Brazil, Chile and Peru are taking action to stem rises in their currencies caused by destabilising inflows of capital. Investment is flowing to fast-growing emerging markets as US and European economies tread water.
Guido Mantega, Brazil's finance minister, warned this week that events were building towards a world trade war.
Any measures to limit international trade would have significant implications for the Gulf, which relies on flows of global goods and on foreign buyers of its oil.
The UAE's aviation and petrochemicals industries have already been embroiled in trade rows.
Airlines have been criticised by US and European competitors keen to limit their expansion.
The Organisation for Economic Co-operation and Development (OECD) last month agreed on proposals to end rules that give Emirates Airline, Etihad Airways and other carriers cheaper access to aircraft financing. The OECD initiative followed lobbying by European and North American airlines.
A related dispute about additional landing slots for UAE airlines in Canada has developed into a diplomatic row between the two countries.
Complaints about the UAE's petrochemical industry have involved the low prices that plastics producers pay for natural gas, the feedstock for producing a range of goods. In October the EU began imposing protectionist tariffs on plastics imports from the UAE for five years.

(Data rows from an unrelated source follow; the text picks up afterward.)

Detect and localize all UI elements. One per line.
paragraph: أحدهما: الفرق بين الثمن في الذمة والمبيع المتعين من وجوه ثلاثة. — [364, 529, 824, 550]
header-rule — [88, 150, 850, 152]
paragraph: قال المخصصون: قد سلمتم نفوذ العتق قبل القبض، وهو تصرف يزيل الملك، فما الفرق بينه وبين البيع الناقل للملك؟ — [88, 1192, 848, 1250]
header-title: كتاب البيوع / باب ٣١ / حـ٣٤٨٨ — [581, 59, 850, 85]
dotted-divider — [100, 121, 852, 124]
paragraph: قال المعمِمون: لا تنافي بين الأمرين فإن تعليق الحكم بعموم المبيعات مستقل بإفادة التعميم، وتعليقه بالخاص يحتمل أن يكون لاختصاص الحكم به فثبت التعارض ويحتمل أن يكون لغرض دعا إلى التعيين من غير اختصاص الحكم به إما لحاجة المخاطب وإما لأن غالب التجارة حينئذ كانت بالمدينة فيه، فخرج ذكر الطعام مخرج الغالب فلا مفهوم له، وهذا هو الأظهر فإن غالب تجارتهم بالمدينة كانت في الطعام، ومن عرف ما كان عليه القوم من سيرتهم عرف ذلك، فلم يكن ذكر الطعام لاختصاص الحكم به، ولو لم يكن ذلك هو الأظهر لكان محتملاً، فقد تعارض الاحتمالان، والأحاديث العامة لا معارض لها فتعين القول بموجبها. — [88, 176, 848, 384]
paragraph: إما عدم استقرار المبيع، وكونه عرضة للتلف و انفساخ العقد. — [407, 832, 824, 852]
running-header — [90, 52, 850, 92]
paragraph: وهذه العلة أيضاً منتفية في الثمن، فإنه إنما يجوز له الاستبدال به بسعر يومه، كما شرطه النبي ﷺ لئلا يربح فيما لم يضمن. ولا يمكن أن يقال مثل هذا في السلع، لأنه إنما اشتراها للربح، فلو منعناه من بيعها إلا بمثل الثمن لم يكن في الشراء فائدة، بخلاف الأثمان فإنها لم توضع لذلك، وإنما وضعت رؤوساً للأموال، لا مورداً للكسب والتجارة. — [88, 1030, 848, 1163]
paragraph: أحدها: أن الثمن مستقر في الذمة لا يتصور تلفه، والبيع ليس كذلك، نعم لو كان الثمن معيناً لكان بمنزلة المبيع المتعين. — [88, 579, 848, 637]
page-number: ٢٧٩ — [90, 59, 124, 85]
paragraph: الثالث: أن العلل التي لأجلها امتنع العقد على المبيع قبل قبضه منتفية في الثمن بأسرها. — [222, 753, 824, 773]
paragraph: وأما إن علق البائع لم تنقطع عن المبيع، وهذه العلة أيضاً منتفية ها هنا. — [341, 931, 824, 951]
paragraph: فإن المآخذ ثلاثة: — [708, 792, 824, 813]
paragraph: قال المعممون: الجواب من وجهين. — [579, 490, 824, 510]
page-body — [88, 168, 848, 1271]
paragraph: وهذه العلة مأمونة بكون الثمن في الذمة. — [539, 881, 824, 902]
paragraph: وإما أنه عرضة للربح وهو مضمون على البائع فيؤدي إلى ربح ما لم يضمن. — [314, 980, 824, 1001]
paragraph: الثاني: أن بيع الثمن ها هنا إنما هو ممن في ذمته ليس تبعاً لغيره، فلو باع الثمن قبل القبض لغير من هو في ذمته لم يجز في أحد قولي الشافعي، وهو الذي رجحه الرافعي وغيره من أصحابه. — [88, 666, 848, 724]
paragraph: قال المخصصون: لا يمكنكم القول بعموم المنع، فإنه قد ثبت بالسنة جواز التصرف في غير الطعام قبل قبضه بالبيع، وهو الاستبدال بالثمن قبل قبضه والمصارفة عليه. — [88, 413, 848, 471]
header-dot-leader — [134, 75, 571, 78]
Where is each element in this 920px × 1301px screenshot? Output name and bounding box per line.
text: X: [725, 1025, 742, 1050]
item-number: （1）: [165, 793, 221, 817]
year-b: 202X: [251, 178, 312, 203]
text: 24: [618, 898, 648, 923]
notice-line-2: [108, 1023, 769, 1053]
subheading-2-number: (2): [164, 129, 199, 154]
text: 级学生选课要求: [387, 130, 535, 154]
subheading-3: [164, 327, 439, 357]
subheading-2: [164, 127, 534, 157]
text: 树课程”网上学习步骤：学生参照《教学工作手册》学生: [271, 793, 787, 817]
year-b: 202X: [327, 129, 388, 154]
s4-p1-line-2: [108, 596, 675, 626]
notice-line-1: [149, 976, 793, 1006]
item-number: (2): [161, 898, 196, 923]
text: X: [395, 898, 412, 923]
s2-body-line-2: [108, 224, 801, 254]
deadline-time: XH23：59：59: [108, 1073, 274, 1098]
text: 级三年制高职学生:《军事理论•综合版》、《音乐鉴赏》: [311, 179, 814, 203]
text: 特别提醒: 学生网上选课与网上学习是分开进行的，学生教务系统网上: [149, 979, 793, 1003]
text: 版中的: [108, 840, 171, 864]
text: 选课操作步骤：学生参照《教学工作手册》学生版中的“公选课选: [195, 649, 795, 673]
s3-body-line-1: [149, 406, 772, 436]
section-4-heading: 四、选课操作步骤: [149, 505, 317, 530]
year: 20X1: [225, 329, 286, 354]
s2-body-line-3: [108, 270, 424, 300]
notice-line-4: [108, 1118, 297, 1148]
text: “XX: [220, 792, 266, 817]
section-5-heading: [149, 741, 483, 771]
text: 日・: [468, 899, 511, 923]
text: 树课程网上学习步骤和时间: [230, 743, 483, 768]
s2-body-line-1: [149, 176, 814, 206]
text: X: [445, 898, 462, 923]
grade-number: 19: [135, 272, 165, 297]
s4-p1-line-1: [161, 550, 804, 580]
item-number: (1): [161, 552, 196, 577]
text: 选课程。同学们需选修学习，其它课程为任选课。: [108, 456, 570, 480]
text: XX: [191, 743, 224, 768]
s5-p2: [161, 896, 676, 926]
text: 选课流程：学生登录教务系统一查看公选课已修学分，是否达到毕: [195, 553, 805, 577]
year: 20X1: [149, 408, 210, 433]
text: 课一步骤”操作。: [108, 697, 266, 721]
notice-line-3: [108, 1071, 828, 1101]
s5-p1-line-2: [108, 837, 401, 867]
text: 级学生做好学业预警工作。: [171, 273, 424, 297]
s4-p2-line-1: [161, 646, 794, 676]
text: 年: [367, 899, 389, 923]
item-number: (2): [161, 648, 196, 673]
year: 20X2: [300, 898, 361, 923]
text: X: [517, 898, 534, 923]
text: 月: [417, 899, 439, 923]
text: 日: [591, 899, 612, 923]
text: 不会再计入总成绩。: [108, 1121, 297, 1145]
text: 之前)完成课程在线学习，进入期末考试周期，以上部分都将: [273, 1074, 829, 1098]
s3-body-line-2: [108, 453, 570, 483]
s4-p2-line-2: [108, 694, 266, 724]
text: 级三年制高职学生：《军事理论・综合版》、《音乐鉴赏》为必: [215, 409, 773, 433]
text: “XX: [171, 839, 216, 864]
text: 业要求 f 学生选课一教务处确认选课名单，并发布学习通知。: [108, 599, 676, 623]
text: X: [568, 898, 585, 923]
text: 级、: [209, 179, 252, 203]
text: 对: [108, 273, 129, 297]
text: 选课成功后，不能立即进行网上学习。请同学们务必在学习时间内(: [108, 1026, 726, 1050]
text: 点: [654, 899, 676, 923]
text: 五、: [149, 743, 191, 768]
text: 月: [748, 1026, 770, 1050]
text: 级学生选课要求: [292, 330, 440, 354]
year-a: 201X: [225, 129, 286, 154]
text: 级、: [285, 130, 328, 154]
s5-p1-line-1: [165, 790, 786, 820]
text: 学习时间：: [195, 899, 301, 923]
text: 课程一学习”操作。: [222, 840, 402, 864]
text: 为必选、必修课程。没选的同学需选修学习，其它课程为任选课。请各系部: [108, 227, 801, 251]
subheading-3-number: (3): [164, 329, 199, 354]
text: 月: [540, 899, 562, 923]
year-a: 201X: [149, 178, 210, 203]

To head off the risk of more global trade protectionism, the rules of the game for exchange rate adjustment needed to be agreed, Dr Dodge said.
Neither the US nor China is playing by the rules, he said.
Responsibility for handling the process should be given to the IMF to make the organisation, based in Washington, DC, stronger and more representative, he said.
"It is in the interests of small, open economies such as the UAE and Canada that such changes take place," Dr Dodge said in a lecture in Dubai on Monday.
A dispute between the US and China over the valuations of their currencies has been at the heart of global currency disagreements. The US accuses China of preventing the yuan from rising and of accumulating currency reserves, leading to distortions in the world economy and trade.
China says quantitative easing by the US central bank weakens the dollar and creates excess liquidity, which is swamping emerging economies with destabilising capital inflows.